According to a study, cellular immune response to Giardia can be understood by murine models. The mice model shows that in the absence of CD4+ T cells, poor control or chronic infection to giardia occurs, indicating that these cells are crucial for the murine defense against G. lamblia. Cytokines like tumor necrosis factor alpha (TNF-α) and gamma interferon (IFN-γ) has been shown to be important for determining the parasite load and the duration of an infection.

Cytokines that are secreted by CD4+ T cells were found in the mice infected with Giardia, indicating that a range of TH responses may contribute to the protection against Giardia.

In another study, it was found that following infection of G. lamblia, there is an upregulation of peroxisome proliferator-activated receptor alpha and interleukin-17A (IL-17A) [50]. IL-17A was also found to be upregulated in another mouse study also, where IL-17A and its receptor were important for defense against the parasite [51]. Hence, on the basis of these studies, IL-17A may be linked to protection against Giardia.

Some human studies for Giardia-specific immune responses were also there. In one study, IFN-γ was secreted, and cells were proliferating after the stimulation of CD4+ T cells with Giardia trophozoites, suggesting that Giardia-specific proliferation of CD4+ T cells exists in humans as well [52].

The relative importance of the cytokines IL-17A, IFN-γ, TNF-α, IL-4, and IL-10 in the T cell response to Giardia infection in humans has not been determined [53].

2.2.5 Diagnosis

In outline the diagnosis of Giardia is based on the microscopic detection of Giardia cysts or trophozoites in a stool specimen by using wet mount, iodine mount, and trichrome stain method.

The string test (entro-test) may be useful for revealing Giardia trophozoites from duodenal sample [54].

Antigen detection assays that are available for G. intestinalis include EIAs, ELISAs, and direct fluorescent-antibody tests [55, 56]. For the cultivation of Giardia axenic media like diamond media can be used [57].

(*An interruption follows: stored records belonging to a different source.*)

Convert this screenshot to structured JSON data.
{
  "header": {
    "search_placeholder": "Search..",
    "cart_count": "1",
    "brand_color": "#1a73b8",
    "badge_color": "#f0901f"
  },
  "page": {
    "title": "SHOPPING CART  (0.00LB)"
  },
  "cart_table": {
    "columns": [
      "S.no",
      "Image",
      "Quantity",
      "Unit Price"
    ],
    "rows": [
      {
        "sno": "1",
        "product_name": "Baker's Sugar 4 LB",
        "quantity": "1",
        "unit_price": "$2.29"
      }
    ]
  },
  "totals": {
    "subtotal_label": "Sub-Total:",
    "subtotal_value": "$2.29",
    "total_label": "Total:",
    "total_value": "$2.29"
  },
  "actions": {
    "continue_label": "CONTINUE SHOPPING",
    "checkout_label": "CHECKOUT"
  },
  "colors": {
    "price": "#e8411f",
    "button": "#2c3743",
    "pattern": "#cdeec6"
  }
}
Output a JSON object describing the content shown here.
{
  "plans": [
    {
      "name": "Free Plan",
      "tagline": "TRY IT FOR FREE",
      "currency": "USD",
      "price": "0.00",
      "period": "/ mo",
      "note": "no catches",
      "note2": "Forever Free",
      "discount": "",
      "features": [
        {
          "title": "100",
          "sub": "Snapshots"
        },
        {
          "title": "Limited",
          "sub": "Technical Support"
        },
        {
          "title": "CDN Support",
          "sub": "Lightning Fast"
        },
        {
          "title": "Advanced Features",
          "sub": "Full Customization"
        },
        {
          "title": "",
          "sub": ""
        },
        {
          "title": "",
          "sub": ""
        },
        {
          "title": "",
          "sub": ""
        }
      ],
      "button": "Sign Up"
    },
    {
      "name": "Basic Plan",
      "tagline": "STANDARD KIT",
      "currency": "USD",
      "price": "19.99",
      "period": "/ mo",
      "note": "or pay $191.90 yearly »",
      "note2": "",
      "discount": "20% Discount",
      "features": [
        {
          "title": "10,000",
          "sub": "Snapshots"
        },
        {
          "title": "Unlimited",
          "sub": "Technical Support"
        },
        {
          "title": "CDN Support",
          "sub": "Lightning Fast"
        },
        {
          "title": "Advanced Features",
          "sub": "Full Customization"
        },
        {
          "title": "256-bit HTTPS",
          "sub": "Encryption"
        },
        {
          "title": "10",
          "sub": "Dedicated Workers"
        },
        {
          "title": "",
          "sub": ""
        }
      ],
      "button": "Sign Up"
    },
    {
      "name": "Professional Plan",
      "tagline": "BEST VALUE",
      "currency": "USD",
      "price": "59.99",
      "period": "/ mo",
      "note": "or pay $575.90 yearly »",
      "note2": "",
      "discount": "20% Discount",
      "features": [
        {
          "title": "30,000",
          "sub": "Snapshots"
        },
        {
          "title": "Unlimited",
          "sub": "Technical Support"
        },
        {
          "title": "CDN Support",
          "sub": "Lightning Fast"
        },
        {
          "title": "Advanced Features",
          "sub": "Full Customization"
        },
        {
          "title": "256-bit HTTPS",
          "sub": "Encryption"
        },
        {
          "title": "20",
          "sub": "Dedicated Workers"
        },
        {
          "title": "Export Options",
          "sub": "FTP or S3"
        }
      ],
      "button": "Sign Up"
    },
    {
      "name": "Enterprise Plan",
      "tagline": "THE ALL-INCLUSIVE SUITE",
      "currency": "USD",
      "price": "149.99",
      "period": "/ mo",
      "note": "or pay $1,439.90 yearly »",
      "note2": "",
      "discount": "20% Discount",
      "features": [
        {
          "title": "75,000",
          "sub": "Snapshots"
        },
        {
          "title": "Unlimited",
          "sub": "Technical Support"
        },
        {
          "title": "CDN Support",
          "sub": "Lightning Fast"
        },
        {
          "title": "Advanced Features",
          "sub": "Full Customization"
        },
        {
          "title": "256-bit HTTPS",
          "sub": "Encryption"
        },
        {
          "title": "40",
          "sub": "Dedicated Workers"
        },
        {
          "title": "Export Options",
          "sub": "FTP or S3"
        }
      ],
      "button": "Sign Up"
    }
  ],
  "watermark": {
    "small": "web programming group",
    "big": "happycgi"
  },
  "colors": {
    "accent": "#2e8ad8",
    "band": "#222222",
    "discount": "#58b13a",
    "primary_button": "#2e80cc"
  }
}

Molecular methods have higher sensitivity than conventional methods; however, many of them are still not commercially available [10, 54]. The use of real-time PCR is increasing for the detection of Giardia. Conventional single, nested, and multiplex PCRs have also been developed [10, 54].

2.2.6 Treatment

Metronidazole 250 mg TDS for 5 days or tinidazole 2 g once PO has been used as the therapy of choice. Due to the emergence of resistant isolates of Giardia, treatment failures and clinical relapses have been known to occur [44]. Alternatively, nitazoxanide 500 mg BD for 3 days can be used. Other drugs like furazolidone, albendazole, and paromomycin are also effective against giardiasis.

2.2.7 Prevention and control

By improving food and personal hygiene and by treating asymptomatic person, Giardia infection can be prevented.

One vaccine (GiardiaVax) has been licensed for dogs and cats in the United States [58, 59]. No human vaccines are currently available [59, 60].

2.3 Cryptosporidium species

2.3.1 Introduction

It is the coccidian parasite which causes self-limiting illness in immunocompetent person but can lead to severe disease in immunocompromised (AIDS) person. Two species of CryptosporidiumC. parvum and C. hominis—found to be associated with human disease.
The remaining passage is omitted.